Steen begin a creative relationship with Montoya in 1997 which has resulted in dozens of released recordings, most recently several songs on Montoya's 2024 #1 Billboard Blues Chart release "Writing On The Wall".  Steen also appears as a guitarist on that album, as well as Coco's earlier "Suspicion" album.  Previously, in 2019, “Coming In Hot” – co-written with Montoya and son Ryland Steen - was selected as the title cut of Coco's fifth album for Alligator Records, 

During this time, and by then residing in Lincoln, Nebraska, Steen joined the house band for the world-famous blues club The Zoo Bar. "The Heartmurmurs" served countless times as the backup band for fellow Lincoln resident Magic Slim. 

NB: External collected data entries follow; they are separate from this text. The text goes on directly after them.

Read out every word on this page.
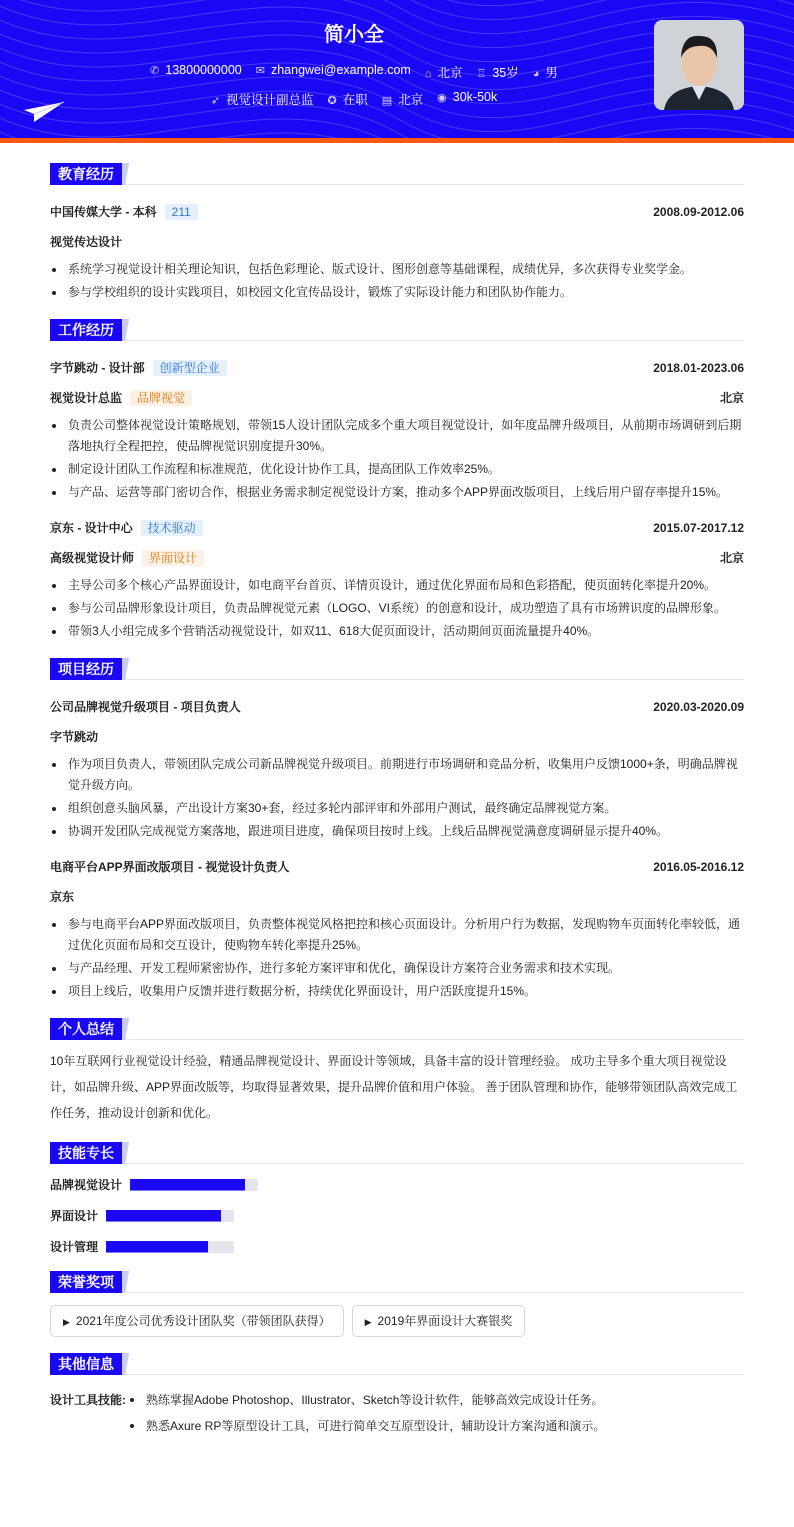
简小全
✆ 13800000000 ✉ zhangwei@example.com ⌂ 北京 ♖ 35岁 ◕ 男
➶ 视觉设计副总监 ✪ 在职 ▤ 北京 ◉ 30k-50k
教育经历
中国传媒大学 - 本科 211	2008.09-2012.06
视觉传达设计
系统学习视觉设计相关理论知识，包括色彩理论、版式设计、图形创意等基础课程，成绩优异，多次获得专业奖学金。
参与学校组织的设计实践项目，如校园文化宣传品设计，锻炼了实际设计能力和团队协作能力。
工作经历
字节跳动 - 设计部 创新型企业	2018.01-2023.06
视觉设计总监 品牌视觉	北京
负责公司整体视觉设计策略规划，带领15人设计团队完成多个重大项目视觉设计，如年度品牌升级项目，从前期市场调研到后期落地执行全程把控，使品牌视觉识别度提升30%。
制定设计团队工作流程和标准规范，优化设计协作工具，提高团队工作效率25%。
与产品、运营等部门密切合作，根据业务需求制定视觉设计方案，推动多个APP界面改版项目，上线后用户留存率提升15%。
京东 - 设计中心 技术驱动	2015.07-2017.12
高级视觉设计师 界面设计	北京
主导公司多个核心产品界面设计，如电商平台首页、详情页设计，通过优化界面布局和色彩搭配，使页面转化率提升20%。
参与公司品牌形象设计项目，负责品牌视觉元素（LOGO、VI系统）的创意和设计，成功塑造了具有市场辨识度的品牌形象。
带领3人小组完成多个营销活动视觉设计，如双11、618大促页面设计，活动期间页面流量提升40%。
项目经历
公司品牌视觉升级项目 - 项目负责人	2020.03-2020.09
字节跳动
作为项目负责人，带领团队完成公司新品牌视觉升级项目。前期进行市场调研和竞品分析，收集用户反馈1000+条，明确品牌视觉升级方向。
组织创意头脑风暴，产出设计方案30+套，经过多轮内部评审和外部用户测试，最终确定品牌视觉方案。
协调开发团队完成视觉方案落地，跟进项目进度，确保项目按时上线。上线后品牌视觉满意度调研显示提升40%。
电商平台APP界面改版项目 - 视觉设计负责人	2016.05-2016.12
京东
参与电商平台APP界面改版项目，负责整体视觉风格把控和核心页面设计。分析用户行为数据，发现购物车页面转化率较低，通过优化页面布局和交互设计，使购物车转化率提升25%。
与产品经理、开发工程师紧密协作，进行多轮方案评审和优化，确保设计方案符合业务需求和技术实现。
项目上线后，收集用户反馈并进行数据分析，持续优化界面设计，用户活跃度提升15%。
个人总结

10年互联网行业视觉设计经验，精通品牌视觉设计、界面设计等领域，具备丰富的设计管理经验。 成功主导多个重大项目视觉设计，如品牌升级、APP界面改版等，均取得显著效果，提升品牌价值和用户体验。 善于团队管理和协作，能够带领团队高效完成工作任务，推动设计创新和优化。

技能专长
品牌视觉设计
界面设计
设计管理
荣誉奖项
▶ 2021年度公司优秀设计团队奖（带领团队获得）	▶ 2019年界面设计大赛银奖
其他信息
设计工具技能:	熟练掌握Adobe Photoshop、Illustrator、Sketch等设计软件，能够高效完成设计任务。
熟悉Axure RP等原型设计工具，可进行简单交互原型设计，辅助设计方案沟通和演示。
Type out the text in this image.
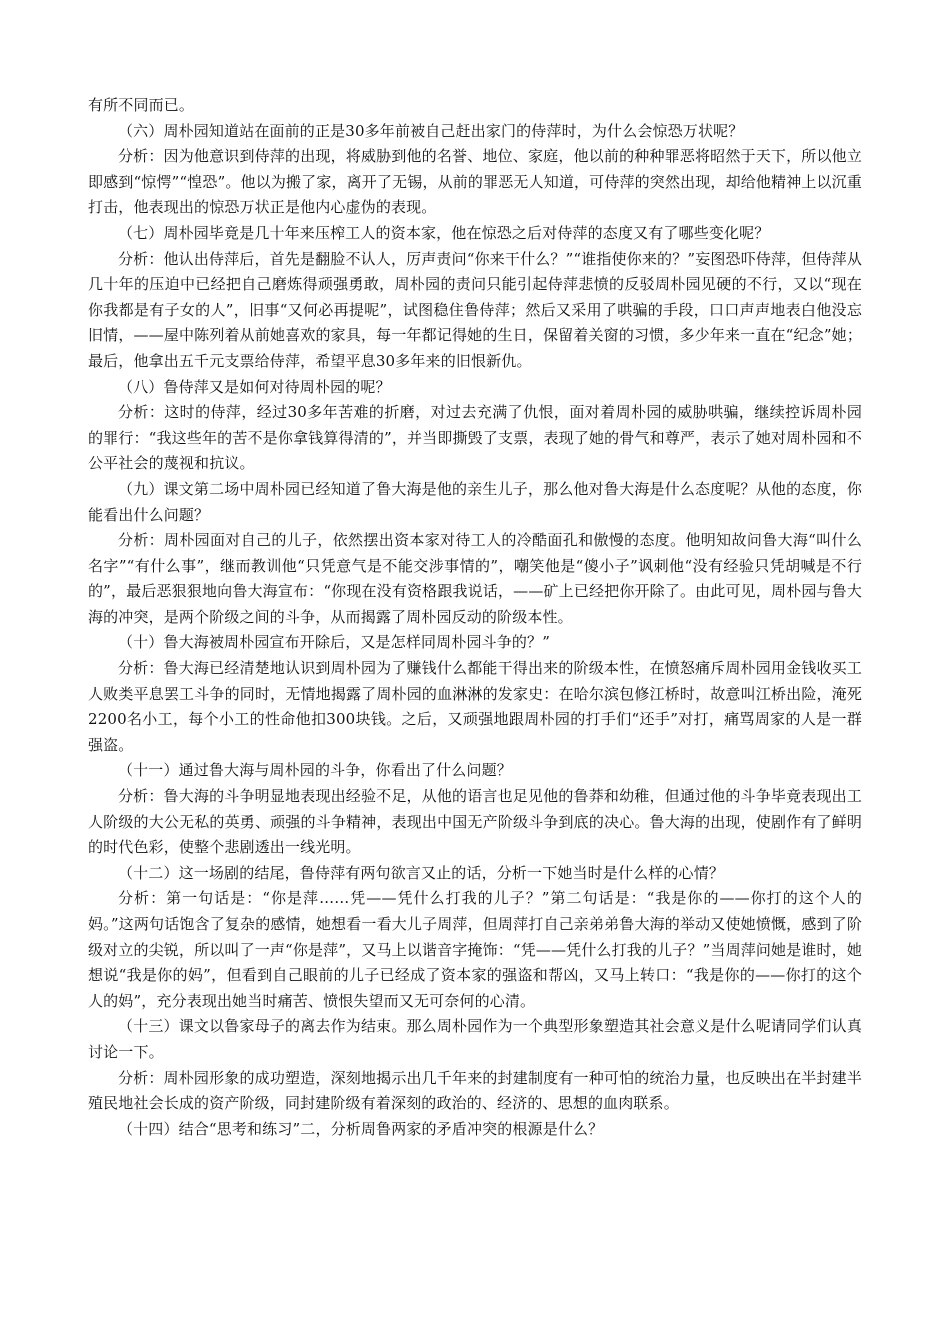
有所不同而已。

（六）周朴园知道站在面前的正是30多年前被自己赶出家门的侍萍时，为什么会惊恐万状呢？

分析：因为他意识到侍萍的出现，将威胁到他的名誉、地位、家庭，他以前的种种罪恶将昭然于天下，所以他立即感到“惊愕”“惶恐”。他以为搬了家，离开了无锡，从前的罪恶无人知道，可侍萍的突然出现，却给他精神上以沉重打击，他表现出的惊恐万状正是他内心虚伪的表现。

（七）周朴园毕竟是几十年来压榨工人的资本家，他在惊恐之后对侍萍的态度又有了哪些变化呢？

分析：他认出侍萍后，首先是翻脸不认人，厉声责问“你来干什么？”“谁指使你来的？”妄图恐吓侍萍，但侍萍从几十年的压迫中已经把自己磨炼得顽强勇敢，周朴园的责问只能引起侍萍悲愤的反驳周朴园见硬的不行，又以“现在你我都是有子女的人”，旧事“又何必再提呢”，试图稳住鲁侍萍；然后又采用了哄骗的手段，口口声声地表白他没忘旧情，——屋中陈列着从前她喜欢的家具，每一年都记得她的生日，保留着关窗的习惯，多少年来一直在“纪念”她；最后，他拿出五千元支票给侍萍，希望平息30多年来的旧恨新仇。

（八）鲁侍萍又是如何对待周朴园的呢？

分析：这时的侍萍，经过30多年苦难的折磨，对过去充满了仇恨，面对着周朴园的威胁哄骗，继续控诉周朴园的罪行：“我这些年的苦不是你拿钱算得清的”，并当即撕毁了支票，表现了她的骨气和尊严，表示了她对周朴园和不公平社会的蔑视和抗议。

（九）课文第二场中周朴园已经知道了鲁大海是他的亲生儿子，那么他对鲁大海是什么态度呢？从他的态度，你能看出什么问题？

分析：周朴园面对自己的儿子，依然摆出资本家对待工人的冷酷面孔和傲慢的态度。他明知故问鲁大海“叫什么名字”“有什么事”，继而教训他“只凭意气是不能交涉事情的”，嘲笑他是“傻小子”讽刺他“没有经验只凭胡喊是不行的”，最后恶狠狠地向鲁大海宣布：“你现在没有资格跟我说话，——矿上已经把你开除了。由此可见，周朴园与鲁大海的冲突，是两个阶级之间的斗争，从而揭露了周朴园反动的阶级本性。

（十）鲁大海被周朴园宣布开除后，又是怎样同周朴园斗争的？”

分析：鲁大海已经清楚地认识到周朴园为了赚钱什么都能干得出来的阶级本性，在愤怒痛斥周朴园用金钱收买工人败类平息罢工斗争的同时，无情地揭露了周朴园的血淋淋的发家史：在哈尔滨包修江桥时，故意叫江桥出险，淹死2200名小工，每个小工的性命他扣300块钱。之后，又顽强地跟周朴园的打手们“还手”对打，痛骂周家的人是一群强盗。

（十一）通过鲁大海与周朴园的斗争，你看出了什么问题？

分析：鲁大海的斗争明显地表现出经验不足，从他的语言也足见他的鲁莽和幼稚，但通过他的斗争毕竟表现出工人阶级的大公无私的英勇、顽强的斗争精神，表现出中国无产阶级斗争到底的决心。鲁大海的出现，使剧作有了鲜明的时代色彩，使整个悲剧透出一线光明。

（十二）这一场剧的结尾，鲁侍萍有两句欲言又止的话，分析一下她当时是什么样的心情？

分析：第一句话是：“你是萍……凭——凭什么打我的儿子？”第二句话是：“我是你的——你打的这个人的妈。”这两句话饱含了复杂的感情，她想看一看大儿子周萍，但周萍打自己亲弟弟鲁大海的举动又使她愤慨，感到了阶级对立的尖锐，所以叫了一声“你是萍”，又马上以谐音字掩饰：“凭——凭什么打我的儿子？”当周萍问她是谁时，她想说“我是你的妈”，但看到自己眼前的儿子已经成了资本家的强盗和帮凶，又马上转口：“我是你的——你打的这个人的妈”，充分表现出她当时痛苦、愤恨失望而又无可奈何的心清。

（十三）课文以鲁家母子的离去作为结束。那么周朴园作为一个典型形象塑造其社会意义是什么呢请同学们认真讨论一下。

分析：周朴园形象的成功塑造，深刻地揭示出几千年来的封建制度有一种可怕的统治力量，也反映出在半封建半殖民地社会长成的资产阶级，同封建阶级有着深刻的政治的、经济的、思想的血肉联系。

（十四）结合“思考和练习”二，分析周鲁两家的矛盾冲突的根源是什么？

The year 2015 saw the release of Eric Burdon’s ("The Animals") most recent album of original material, “’Til Your River Runs Dry”, the opening cut being a song co-written with Burdon, "Water".  

In recent years Dave Steen songs have appeared in such multi-award-winning independent films such as “Blue Collar Boys” (Coco Montoya's recording of "Beyond The Blues")"and “40 Years In The Making: The Magic Music Movie” ("Jump", as performed by Chris Daniels & The Kings). 

A solo project, “Town Full Of Secrets”, credited to “Dave Steen & Jailhouse Tattoo”, earned a 3 ½ star review from DOWNBEAT magazine. 

 In 2017, a reunion show by  HAWKS in Fort Dodge, Iowa saw the band performing for a crowd of thousands as the opening act for Huey Lewis & The News - a band, ironically, with which HAWKS had shared a taping of Dick Clark’s “American Bandstand” in 1982. 

To date, Dave Steen's songs have appeared on various BILLBOARD magazine charts 21 times, either as singles or album cuts, in a period spanning five decades beginning in the 1980's.